Pra não dizer que não falei da morte



NÃO gostamos quando ela ronda. Desejamos ardentemente que ela nunca chegue perto de nós ou dos nossos. Por isso, passamos a maior parte da vida fingindo que ela não existe. Torcendo que, ao ignorá-la, ela tenha nos esquecido ou no mínimo nos deixado por último em sua infalível lista.
Porém, como devíamos esperar, ela chega.
E apresenta-se da forma que mais tememos e aparentemente que mais lhe agrada: sem avisar.
Sem pedir licença, sem dirigir condolências, sem apresentações.
– Com licença senhor ou senhora, eu sou a Morte e vim lhe avisar que chegou a hora de partir comigo.

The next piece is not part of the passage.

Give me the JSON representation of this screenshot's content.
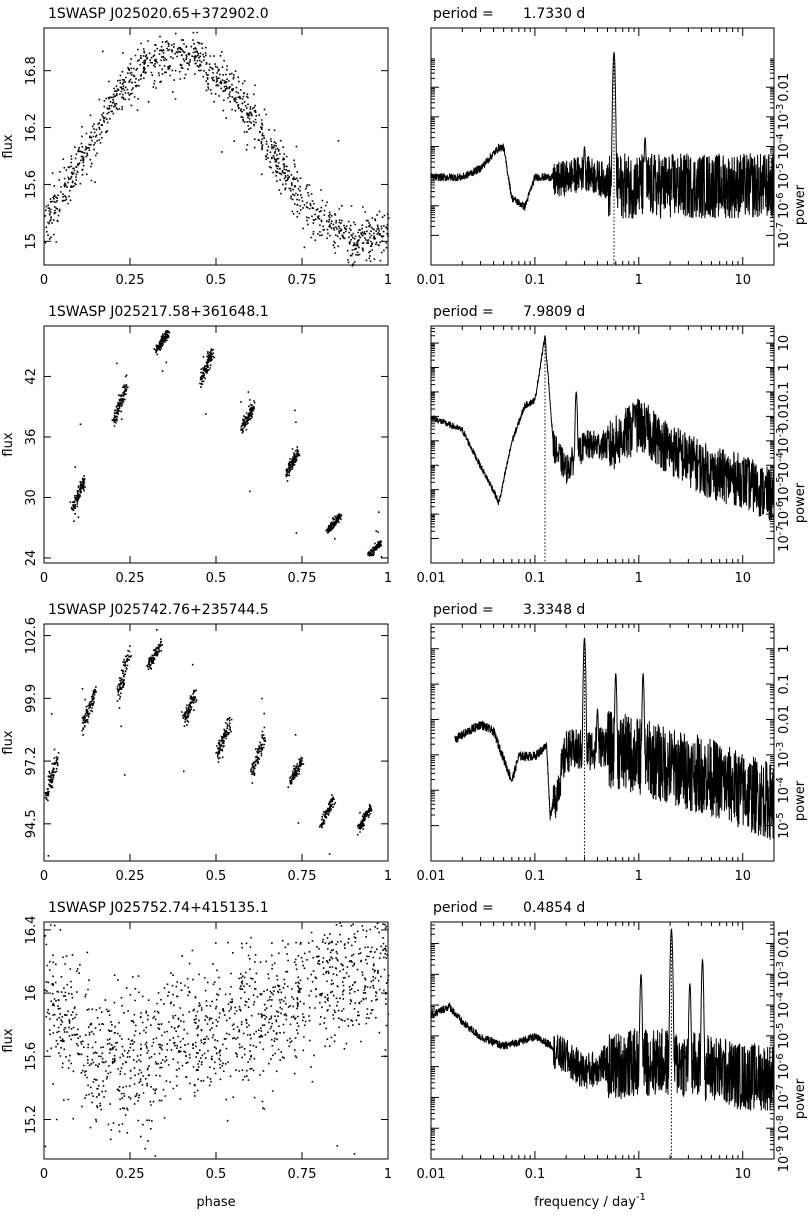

Sem direito a argumentação.
– Mas como agora? Justo agora que eu iria começar um projeto novo. Agora que eu iria fazer tudo que ainda não fiz. Agora que tenho tanto a dizer, a reparar, a resgatar. Agora é cedo demais para mim!
Sem segunda chance.
– Sinto muito! Como todos sabem, para mim não existe hora, nem tempo certo ou errado. A mim só resta cumprir o meu papel, quando o tempo tiver esgotado.
Sem perdão.
– Sinto muito! Admito que andei me excedendo, me descuidando, ignorando... Mas isto é hábito de todos os mortais. Achamos que nunca virá, ou, pela lógica cronológica, que só virá nos buscar quando a chamarmos.
Sem explicação.
– Olha, estou levando fulano de tal, mas ele vai morar logo ali no andar de cima.
Sem saber pra onde.
- Mas vocês vão poder continuar se vendo e se falando. Basta trocarem os endereços e ligarem a webcam. Ele vai poder continuar escrevendo para você via e-mail. Também tem o chat que interliga todos os moradores lá de cima com os que continuam morando aqui embaixo. O bate-papo funciona 24 horas. Mas não tenha pressa em mudar pra lá também, pois a decisão não é sua.
O carrasco sem rosto e sem voz simplesmente executa a sentença que a todos foi dada, cumprindo a única certeza que temos, desde o momento em que a vida se fez em nós. A qual nós nunca aceitamos e para qual nunca nos preparamos; morrer.
E quando ela sopra com o hálito frio da sua presença nos tímpanos quentes da vida, nos encontra assim: desprevenidos, desarmados, indignados, estraçalhados, desesperados...
Perdidos nesta estranha mania de querer apenas viver.